By 2012, potential catastrophes like food and water scarcity from climate change, or pandemics from chickens or pigs, had settled over the present as a nebulous threat. An ominous future saturated the moment with "affective facts,"* virtual events (at once real and/or imaginary) that demanded response and preparedness. Every year some wave of destruction crashed down on large populations, like Hurricane Katrina in New Orleans, the tsunami and Fukushima Nuclear Plant meltdown in northern Japan, famine in East Africa... Such events drove new anxieties, moralities, ethics, and changes in ordinary habits. They saturated political and environmentalist discourses with what Susan Harding and Kathleen Stewart identified as a "pervasive apocalyptic sensibility"—a voice in American politics and publics that "mixes horror and hope, nightmare and dream, destruction and creation, dystopia and utopia."*** Some final retribution or redemption loomed.
Cosmic agents of planetary destruction also troubled people with fantasies of unavoidable ruin. The Biblical apocalypse had become unmoored from any savior's return. An asteroid might hit the planet and kick off a new ice age. The Mayan calendar ended December 12, and some New Agers thought the world would end with it in a final meltdown. The 2009 movie 2012 was a disaster spectacle released in time to rake in some money just in case its plot came true. Wild stories circulated on conspiracy radio: Planet X, a.k.a. Neburu, a hidden planet with hordes of demonic aliens, was swinging into orbit to enslave Earth. Or the billionaires behind the New World Order would massacre the masses, first weakening us with chemtrails. Why even get up and go to work?
It was as if the bleak future had concretized in the present, the concerns of one or five generations down the road urgently pressing on us now. Happening to us yesterday, not in a decade. The sky itself had a patina, the atmosphere smudged with greenhouse gas emissions. But somehow humanity survived in the billions. The catastrophists warning about Earth's peak carrying capacity maxing out by 2020 were as surprised that so many humans were still around as the 1970s' Casandras had been when we hit the year 2000. Certain ways of living had died. The fate of other species was also a different story, but genetic engineering made their final endings uncertain.
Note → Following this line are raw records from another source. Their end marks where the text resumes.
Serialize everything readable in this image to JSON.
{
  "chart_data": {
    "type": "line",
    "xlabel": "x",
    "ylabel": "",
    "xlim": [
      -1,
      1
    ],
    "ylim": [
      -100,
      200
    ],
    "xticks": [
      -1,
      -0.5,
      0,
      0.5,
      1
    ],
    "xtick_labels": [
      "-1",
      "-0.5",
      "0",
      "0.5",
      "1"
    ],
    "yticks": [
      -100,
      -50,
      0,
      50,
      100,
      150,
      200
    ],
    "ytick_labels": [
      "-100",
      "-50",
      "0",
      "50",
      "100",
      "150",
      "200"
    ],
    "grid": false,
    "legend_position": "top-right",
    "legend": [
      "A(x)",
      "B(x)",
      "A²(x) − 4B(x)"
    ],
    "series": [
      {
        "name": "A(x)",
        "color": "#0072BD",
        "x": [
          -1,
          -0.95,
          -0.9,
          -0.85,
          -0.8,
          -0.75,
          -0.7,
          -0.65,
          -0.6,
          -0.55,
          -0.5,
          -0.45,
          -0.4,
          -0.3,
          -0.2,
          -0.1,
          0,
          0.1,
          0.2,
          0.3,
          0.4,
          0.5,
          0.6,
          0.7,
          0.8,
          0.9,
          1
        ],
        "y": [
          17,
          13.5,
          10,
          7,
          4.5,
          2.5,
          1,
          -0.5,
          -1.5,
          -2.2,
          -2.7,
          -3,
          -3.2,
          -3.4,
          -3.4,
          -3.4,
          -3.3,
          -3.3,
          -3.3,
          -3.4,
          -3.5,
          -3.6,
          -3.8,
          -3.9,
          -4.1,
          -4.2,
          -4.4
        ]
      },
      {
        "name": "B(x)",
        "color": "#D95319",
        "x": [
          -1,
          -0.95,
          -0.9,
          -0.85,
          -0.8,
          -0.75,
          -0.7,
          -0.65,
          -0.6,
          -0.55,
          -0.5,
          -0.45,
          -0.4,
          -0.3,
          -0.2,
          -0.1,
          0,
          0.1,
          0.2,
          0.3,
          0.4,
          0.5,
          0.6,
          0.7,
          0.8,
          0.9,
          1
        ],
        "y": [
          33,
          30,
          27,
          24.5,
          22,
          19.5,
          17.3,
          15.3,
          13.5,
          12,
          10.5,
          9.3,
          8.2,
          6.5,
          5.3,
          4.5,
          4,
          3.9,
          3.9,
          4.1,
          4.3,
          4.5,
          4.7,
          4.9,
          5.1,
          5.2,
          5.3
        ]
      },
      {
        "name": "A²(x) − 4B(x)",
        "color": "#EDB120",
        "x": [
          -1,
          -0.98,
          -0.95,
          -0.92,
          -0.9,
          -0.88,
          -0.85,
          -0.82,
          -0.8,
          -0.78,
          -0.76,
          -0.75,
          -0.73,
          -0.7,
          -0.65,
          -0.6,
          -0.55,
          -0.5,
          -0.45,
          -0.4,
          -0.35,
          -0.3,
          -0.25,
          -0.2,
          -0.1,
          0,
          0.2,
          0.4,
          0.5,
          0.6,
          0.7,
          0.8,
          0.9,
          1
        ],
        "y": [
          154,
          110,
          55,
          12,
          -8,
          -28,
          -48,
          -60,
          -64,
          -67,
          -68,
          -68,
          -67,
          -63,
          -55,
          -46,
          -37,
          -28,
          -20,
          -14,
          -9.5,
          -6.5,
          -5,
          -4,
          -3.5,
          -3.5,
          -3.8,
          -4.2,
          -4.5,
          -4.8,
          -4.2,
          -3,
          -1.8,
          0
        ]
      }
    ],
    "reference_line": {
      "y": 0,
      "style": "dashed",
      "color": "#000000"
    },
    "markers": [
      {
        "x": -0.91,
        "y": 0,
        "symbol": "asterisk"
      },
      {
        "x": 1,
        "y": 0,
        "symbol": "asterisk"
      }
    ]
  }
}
In those days the apocalyptic atmosphere felt like a homogenizing mood. After the world failed to end so many times, the post-apocalypse became a kind of patina, the visible surface of damage suffered that leant a gloomy beauty to what survived. Patina's aesthetic quality suffused old things, worn infrastructure, and ragtag DIY techniques, giving them the queer charm of the survival circus. Rust was both inevitable and pretty.
We repaired the greenhouse bottle wall in 2023, embedding pennies in the mortar in a spiral shape. I patched a broken wine bottle with a smaller one cut down in length to fit. The clear gallon jugs cultivated a little habitat of mold mottled green, brown, and black. One penny popped off but I shine up the others with a scouring pad on a day with nothing better to do.
2038
*Madalina Diaconu, "Patina-Atmosphere-Aroma: Towards an Aesthetics of Fine Differences," Handbook of Phenomenological Aesthetics, (131-148), 132. Like patina, "the atmosphere [can also] be defined as a precipitate, as a cluster that brings together and condenses quasi-immaterial, invisible particles of inhabitants, that are at the same time highly personal and impersonal... The most common reaction to atmospheres encountered in public or private places consists in a spontaneous attuning or homogenising of moods" (137). While patinas are aged skins, "the atmosphere is spatially open and itself opens moods and life-worlds... By experiencing an atmosphere spread out by a place, the contemporary perceiver is brought nearer to the anonymous succession of all those persons and generations who ever lived and left their olfactory traces there, and becomes himself part of an enormous collective organism. In this respect, feeling an atmosphere is a matter of symbiosis with nameless and faceless bodies" (137).
**Massumi, Brian. 2010. “The Future Birth of the Affective Fact: The Political Ontology of Threat.” In The Affect Theory Reader, Melissa Gregg, Gregory J. Seigworth, eds. Durham, NC: Duke University Press, 2010: 52–70.
***Harding, Susan, and Kathleen Stewart. “Bad Endings: American Apocalypsis,” Annual Review of Anthropology 28 (1999): 285-310.